The sumptuous southern slow dance that is “You Can’t Tell a Heart” might be my favorite track from the whole of Strawberry Moon, but the swaggering pop polish of “Even When You’re Lonely” is decidedly more single-ready and intrepidly designed. “Even When You’re Lonely” has the swing of an old fashioned country song, but its melody is straight out of the contemporary pop playbook. Sarah Parker struts with the confidence of an artist who has a lot more experience in the studio than she actually possesses, which says a lot considering that this is her virgin LP.
“I Got to Wander” features a rollicking percussion that is elegantly framed in earnest folk lyricism reminiscent of midcentury beat poetry. Parker’s verses prove to be as evocative as her thoughtful harmonies are when we get into the exotic title track and the haunting “Road to Your Discovery,” the latter of which is deceptively upbeat but upon closer inspection boasts one of the more melancholic narratives of the album.

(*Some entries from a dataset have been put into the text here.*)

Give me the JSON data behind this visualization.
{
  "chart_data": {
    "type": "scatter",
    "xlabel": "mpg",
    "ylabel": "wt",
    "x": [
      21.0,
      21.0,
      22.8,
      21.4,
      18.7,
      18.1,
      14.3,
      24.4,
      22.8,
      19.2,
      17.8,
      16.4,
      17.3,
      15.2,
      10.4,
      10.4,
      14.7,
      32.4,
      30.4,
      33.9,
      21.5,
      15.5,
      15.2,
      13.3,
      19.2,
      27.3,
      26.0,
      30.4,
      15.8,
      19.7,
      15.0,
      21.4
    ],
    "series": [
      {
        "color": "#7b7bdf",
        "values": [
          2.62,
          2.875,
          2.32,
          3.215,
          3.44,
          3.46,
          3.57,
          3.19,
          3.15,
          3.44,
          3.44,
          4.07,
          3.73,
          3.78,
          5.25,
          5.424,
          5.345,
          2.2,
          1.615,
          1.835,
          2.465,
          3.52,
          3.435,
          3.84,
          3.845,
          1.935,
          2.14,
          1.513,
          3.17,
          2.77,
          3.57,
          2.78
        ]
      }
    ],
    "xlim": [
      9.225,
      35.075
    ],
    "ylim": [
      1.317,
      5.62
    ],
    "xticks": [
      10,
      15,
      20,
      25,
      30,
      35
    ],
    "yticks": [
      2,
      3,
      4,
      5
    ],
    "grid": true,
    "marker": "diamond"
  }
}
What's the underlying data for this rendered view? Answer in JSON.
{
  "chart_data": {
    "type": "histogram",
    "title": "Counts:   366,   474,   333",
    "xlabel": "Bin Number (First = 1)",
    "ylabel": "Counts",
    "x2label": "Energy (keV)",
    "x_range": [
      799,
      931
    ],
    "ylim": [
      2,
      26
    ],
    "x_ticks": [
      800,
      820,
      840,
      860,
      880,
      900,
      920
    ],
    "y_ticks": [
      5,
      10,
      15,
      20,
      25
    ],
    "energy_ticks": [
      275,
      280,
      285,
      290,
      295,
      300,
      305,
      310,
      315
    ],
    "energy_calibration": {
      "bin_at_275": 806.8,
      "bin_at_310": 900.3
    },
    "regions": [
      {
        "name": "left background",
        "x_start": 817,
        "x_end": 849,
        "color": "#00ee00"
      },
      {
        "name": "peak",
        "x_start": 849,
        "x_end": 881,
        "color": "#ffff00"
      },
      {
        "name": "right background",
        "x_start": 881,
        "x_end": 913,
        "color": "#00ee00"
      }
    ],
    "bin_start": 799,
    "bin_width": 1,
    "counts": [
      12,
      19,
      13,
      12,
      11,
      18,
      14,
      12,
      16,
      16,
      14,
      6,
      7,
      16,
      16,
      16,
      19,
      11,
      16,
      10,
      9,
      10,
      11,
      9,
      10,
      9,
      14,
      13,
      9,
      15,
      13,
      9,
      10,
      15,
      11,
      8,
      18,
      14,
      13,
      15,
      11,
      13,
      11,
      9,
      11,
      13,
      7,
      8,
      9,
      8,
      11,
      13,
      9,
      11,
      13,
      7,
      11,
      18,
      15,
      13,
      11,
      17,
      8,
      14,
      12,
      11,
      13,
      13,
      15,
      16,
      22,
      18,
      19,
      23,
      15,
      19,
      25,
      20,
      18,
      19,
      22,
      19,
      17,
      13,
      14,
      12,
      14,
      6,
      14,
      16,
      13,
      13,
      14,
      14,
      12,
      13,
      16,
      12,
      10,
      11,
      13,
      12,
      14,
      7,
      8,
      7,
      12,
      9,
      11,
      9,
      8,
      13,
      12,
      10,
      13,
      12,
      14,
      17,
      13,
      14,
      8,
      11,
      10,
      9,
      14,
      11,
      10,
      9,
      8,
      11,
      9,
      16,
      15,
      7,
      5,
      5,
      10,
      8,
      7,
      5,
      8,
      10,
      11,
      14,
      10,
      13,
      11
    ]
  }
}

Blues-rocker “Rose Hill” is the kind of understated grooving that I really, really want to hear more of in future releases from this artist. She’s got such a versatile skillset that it would be next to criminal not to exploit the limits of her talent.
The familiar sway of “Talk in This Town” borders on repetitive but doesn’t quite reach the point of being qualified filler. It definitely sets the stage for the smoky bluegrass we encounter in “Keep on Movin’ (The Train Song),” which spills over into “Gypsy Rose” for a mini-encore. “Home” is another pop song stylized for country fans in the same sense as “Even When You’re Lonely” is, while “Lonely Highway” has more of a classic rock rigidity to its bones that leaves a stinging impression after a single listen. Strawberry Moon isn’t a concept album, but it definitely has a seamless fluidity that makes it a worthwhile listen as a cohesive piece.
Sarah Parker’s rookie release comes to a lumbering conclusion with the saloon-soundtracking “Straight from the Bottle,” which may well be the most lyrically inspired song of the record. Parker doesn’t pull any punches in this album; she gives us the full scope of her capabilities as both a songwriter and as a performer, and instead of drawing from the same well as her peers she dares to be different and forges a sound that is truly her own. I can’t wait to see what she does with it next, and I know I’m not the only critic saying as much.